Starting the process of appointing the next Chief Justice of India (CJI), Union Law Minister Ravi Shankar Prasad has written to the incumbent CJI Dipak Misra to recommend the name of his successor.
Mr. Prasad, who is on an official trip to Argentina and the U.S., is learnt to have written to Justice Misra before he left last week. Law Ministry sources said the letter had been delivered to the CJI’s office.
Justice Misra retires on October 2 and as per the Memorandum of Procedure (MoP) governing the appointment of the CJI, the Law Minister asks the outgoing Chief Justice of India to recommend the next CJI.
The MOP states: “Appointment to the office of the Chief Justice of India should be of the senior-most judge of the Supreme Court considered fit to hold the office.”
Justice Ranjan Gogoi is the senior-most judge of the top court after the CJI.
However, his appointment as the next CJI has been a matter of debate after he joined the unprecedented press conference by the four senior most judges of the Supreme Court in January this year, where they questioned CJI Misra on “the allocation of important cases.”

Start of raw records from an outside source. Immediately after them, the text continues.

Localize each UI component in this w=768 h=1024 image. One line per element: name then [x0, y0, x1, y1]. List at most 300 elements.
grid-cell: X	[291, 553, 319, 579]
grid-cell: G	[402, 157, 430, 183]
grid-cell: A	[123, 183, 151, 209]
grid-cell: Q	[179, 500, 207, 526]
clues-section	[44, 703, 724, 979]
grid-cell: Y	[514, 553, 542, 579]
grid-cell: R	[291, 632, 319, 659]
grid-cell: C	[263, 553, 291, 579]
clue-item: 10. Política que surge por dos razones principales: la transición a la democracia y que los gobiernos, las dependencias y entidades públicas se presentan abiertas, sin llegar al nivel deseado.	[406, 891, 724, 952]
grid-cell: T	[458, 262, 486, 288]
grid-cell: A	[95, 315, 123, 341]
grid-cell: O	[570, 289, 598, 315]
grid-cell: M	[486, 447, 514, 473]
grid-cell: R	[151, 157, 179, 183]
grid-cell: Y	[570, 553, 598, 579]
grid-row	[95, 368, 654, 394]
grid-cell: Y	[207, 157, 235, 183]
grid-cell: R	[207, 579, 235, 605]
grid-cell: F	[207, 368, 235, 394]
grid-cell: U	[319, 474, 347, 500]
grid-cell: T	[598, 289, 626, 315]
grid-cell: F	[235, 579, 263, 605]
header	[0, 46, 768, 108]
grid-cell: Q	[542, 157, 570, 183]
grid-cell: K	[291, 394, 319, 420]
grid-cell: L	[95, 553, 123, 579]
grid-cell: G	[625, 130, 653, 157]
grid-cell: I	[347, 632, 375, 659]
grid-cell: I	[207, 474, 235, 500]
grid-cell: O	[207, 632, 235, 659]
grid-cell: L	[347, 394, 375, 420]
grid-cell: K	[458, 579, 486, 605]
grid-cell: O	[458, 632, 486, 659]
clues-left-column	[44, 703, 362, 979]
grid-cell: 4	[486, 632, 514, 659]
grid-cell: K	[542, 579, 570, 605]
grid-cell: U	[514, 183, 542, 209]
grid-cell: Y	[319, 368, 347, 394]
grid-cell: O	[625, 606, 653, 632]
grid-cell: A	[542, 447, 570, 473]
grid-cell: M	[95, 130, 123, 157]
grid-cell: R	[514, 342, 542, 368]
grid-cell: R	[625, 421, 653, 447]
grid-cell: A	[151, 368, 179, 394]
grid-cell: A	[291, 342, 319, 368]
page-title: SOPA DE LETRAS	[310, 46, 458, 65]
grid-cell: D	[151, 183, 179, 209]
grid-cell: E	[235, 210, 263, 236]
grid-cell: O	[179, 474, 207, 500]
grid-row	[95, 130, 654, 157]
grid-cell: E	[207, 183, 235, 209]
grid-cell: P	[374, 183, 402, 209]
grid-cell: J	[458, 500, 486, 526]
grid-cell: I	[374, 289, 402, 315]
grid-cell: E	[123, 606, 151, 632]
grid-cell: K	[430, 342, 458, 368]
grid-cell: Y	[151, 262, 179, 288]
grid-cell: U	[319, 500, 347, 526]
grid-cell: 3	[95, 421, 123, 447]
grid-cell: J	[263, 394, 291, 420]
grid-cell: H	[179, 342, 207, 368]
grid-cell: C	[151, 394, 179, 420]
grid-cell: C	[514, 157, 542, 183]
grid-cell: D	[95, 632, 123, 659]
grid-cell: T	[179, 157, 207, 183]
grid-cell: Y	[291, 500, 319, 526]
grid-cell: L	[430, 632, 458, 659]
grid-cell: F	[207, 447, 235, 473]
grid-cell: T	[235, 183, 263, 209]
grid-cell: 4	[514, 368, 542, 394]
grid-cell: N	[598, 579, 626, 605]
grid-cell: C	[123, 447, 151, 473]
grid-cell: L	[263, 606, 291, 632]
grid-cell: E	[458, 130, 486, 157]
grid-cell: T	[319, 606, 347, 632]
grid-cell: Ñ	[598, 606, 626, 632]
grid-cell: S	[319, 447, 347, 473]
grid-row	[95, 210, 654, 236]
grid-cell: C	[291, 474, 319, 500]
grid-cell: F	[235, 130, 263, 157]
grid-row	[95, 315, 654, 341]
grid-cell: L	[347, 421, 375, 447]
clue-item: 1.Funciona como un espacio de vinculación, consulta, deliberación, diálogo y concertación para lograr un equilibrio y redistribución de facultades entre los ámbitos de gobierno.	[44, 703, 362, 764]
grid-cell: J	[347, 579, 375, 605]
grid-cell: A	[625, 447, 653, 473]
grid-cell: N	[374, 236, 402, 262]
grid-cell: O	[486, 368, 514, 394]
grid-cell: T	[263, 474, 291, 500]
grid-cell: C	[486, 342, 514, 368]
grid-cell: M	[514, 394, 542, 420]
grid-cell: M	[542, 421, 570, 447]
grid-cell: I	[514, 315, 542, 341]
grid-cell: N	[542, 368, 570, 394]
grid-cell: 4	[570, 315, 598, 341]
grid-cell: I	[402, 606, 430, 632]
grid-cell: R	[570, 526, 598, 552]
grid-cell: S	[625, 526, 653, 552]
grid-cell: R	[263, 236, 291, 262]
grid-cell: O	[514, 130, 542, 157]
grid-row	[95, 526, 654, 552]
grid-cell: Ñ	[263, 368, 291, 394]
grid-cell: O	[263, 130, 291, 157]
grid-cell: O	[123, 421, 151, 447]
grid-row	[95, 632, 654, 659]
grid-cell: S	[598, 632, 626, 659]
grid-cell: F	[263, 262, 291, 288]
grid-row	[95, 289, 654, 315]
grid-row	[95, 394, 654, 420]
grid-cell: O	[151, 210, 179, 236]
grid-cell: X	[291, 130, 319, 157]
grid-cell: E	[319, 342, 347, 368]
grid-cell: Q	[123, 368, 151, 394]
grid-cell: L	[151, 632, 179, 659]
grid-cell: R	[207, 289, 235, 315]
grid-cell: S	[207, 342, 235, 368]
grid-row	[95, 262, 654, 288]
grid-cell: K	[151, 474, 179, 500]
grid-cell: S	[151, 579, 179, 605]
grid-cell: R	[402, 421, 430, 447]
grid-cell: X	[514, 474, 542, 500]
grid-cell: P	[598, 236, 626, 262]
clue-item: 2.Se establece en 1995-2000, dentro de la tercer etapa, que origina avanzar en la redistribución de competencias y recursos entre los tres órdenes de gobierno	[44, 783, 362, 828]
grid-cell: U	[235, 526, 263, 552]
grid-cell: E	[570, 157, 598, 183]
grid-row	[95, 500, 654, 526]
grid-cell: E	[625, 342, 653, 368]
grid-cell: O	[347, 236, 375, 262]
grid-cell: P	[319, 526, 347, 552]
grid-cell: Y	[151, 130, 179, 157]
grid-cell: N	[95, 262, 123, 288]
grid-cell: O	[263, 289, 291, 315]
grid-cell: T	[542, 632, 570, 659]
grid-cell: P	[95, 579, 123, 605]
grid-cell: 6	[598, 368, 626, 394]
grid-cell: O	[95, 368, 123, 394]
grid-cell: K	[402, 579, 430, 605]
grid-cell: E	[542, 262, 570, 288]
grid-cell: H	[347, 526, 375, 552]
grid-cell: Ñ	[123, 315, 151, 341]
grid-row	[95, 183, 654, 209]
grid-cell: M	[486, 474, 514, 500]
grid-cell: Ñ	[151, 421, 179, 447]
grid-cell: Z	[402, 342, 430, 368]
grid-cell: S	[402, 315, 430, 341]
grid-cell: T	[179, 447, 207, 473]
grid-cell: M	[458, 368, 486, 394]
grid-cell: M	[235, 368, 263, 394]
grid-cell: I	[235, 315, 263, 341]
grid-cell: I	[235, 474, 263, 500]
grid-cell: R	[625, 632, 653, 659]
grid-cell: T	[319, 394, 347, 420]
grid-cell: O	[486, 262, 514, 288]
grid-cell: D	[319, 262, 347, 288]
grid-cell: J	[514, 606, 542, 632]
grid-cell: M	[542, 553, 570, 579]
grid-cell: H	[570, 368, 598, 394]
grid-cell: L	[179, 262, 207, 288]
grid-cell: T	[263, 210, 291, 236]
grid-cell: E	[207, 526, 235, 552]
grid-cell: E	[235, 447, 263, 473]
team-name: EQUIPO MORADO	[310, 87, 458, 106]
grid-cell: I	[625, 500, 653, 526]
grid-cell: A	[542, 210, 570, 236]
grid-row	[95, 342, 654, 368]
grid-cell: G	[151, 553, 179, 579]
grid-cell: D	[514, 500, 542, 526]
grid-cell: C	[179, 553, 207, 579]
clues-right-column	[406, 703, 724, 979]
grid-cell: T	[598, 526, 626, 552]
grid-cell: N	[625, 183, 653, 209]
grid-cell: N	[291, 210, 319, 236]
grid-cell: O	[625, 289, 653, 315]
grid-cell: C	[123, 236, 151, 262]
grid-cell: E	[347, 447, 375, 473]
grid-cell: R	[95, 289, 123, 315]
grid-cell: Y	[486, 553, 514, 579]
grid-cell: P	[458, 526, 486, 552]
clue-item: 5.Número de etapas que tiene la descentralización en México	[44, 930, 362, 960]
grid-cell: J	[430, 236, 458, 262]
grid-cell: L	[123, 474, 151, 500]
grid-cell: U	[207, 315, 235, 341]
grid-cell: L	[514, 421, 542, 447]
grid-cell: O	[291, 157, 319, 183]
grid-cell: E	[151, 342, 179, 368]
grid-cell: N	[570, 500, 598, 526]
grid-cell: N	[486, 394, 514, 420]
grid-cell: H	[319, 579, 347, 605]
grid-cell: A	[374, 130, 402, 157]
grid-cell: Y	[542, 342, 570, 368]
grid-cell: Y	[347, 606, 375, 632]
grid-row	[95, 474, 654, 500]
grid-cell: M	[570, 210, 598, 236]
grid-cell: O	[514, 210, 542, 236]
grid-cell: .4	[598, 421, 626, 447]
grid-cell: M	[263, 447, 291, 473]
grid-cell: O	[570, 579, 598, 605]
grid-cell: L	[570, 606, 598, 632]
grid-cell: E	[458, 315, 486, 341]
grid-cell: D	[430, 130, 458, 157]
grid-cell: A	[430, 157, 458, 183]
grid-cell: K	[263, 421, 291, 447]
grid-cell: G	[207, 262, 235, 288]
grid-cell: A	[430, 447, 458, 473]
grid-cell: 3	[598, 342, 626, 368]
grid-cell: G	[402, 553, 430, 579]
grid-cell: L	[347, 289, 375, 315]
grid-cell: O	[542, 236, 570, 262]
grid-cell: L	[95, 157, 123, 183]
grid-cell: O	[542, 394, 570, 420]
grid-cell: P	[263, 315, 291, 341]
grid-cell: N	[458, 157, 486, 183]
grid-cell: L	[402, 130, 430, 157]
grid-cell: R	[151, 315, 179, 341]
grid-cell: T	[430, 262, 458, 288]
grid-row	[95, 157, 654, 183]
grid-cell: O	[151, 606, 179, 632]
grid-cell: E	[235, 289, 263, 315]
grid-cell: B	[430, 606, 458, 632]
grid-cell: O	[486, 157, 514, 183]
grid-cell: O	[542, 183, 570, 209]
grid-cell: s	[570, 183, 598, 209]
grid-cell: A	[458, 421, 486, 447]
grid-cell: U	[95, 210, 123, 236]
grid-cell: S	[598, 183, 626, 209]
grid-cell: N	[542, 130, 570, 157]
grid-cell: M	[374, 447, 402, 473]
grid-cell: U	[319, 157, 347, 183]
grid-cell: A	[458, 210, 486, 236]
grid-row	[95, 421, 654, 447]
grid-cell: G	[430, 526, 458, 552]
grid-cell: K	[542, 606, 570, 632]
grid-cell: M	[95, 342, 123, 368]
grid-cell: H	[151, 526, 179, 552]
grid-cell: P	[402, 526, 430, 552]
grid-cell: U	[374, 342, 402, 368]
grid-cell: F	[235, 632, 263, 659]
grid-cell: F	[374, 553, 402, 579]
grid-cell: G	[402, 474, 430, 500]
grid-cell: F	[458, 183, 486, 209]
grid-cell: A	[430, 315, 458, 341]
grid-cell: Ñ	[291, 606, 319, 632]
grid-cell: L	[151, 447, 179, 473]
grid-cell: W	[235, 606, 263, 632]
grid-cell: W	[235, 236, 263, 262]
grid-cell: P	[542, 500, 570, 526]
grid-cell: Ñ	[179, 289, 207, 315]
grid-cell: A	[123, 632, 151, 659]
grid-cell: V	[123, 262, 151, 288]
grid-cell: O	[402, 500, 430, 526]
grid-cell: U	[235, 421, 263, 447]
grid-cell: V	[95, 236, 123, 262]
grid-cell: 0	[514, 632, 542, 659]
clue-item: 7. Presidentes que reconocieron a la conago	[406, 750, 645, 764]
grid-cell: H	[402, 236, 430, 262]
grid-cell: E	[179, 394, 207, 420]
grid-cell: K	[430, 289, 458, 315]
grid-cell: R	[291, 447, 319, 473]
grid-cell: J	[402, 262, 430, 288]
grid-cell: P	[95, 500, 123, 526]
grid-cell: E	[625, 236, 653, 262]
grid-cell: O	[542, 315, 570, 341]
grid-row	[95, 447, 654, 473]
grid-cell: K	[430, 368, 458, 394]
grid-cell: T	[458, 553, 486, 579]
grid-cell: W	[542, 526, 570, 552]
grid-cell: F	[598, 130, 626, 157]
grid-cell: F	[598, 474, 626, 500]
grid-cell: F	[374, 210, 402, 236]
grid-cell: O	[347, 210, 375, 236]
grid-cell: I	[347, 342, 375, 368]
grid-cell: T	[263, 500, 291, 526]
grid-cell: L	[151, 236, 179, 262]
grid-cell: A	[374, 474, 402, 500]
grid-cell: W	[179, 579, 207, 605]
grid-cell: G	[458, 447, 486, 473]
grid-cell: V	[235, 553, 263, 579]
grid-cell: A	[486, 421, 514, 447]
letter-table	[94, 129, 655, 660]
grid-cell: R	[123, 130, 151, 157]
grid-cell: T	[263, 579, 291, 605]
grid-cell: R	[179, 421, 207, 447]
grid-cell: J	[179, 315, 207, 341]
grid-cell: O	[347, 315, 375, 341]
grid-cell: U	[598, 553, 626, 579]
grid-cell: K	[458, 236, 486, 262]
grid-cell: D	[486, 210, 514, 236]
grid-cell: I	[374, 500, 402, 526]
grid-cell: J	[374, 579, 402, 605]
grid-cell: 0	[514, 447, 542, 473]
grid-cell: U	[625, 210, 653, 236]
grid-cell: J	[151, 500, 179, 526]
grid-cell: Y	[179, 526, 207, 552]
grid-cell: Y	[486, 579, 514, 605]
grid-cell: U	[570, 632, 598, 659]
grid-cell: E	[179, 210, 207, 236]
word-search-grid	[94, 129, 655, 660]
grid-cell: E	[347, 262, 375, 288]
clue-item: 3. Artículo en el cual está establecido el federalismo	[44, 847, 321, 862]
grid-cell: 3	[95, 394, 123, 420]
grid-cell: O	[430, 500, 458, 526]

Justices J. Chelameswar, Madan B. Lokur and Kurian Joseph were the other three judges in the press conference. The press conference against an incumbent CJI was not only a first in India’s judicial history but seen as an act of defiance. Subsequently, in the month of April, 71 MPs from seven Opposition parties came together to move a motion for removal of CJI Misra. Chairman of the Rajya Sabha M. Venkaiah Naidu, however, rejected the motion.
Centre non-committal
At the Law Ministry’s annual press conference, when Mr Prasad was asked if the government would follow laid-down conventions to appoint Justice Gogoi as the next CJI, he had said,“The question is imaginary...As far as the appointment of the Chief Justice of India is concerned, the convention is clear...the sitting Chief Justice names the senior-most judge (of the apex court) as his successor. When the name comes to us, we will discuss it.”
Under the MOP, on receiving the CJI’s recommendation, the Law Minister puts it before the Prime Minister who, in turn, advises the President of India on the appointment.
“Whenever there is any doubt about the fitness of the senior-most Judge to hold the office of the Chief Justice of India, consultation with other Judges...would be made for appointment of the next Chief Justice of India,” the document adds.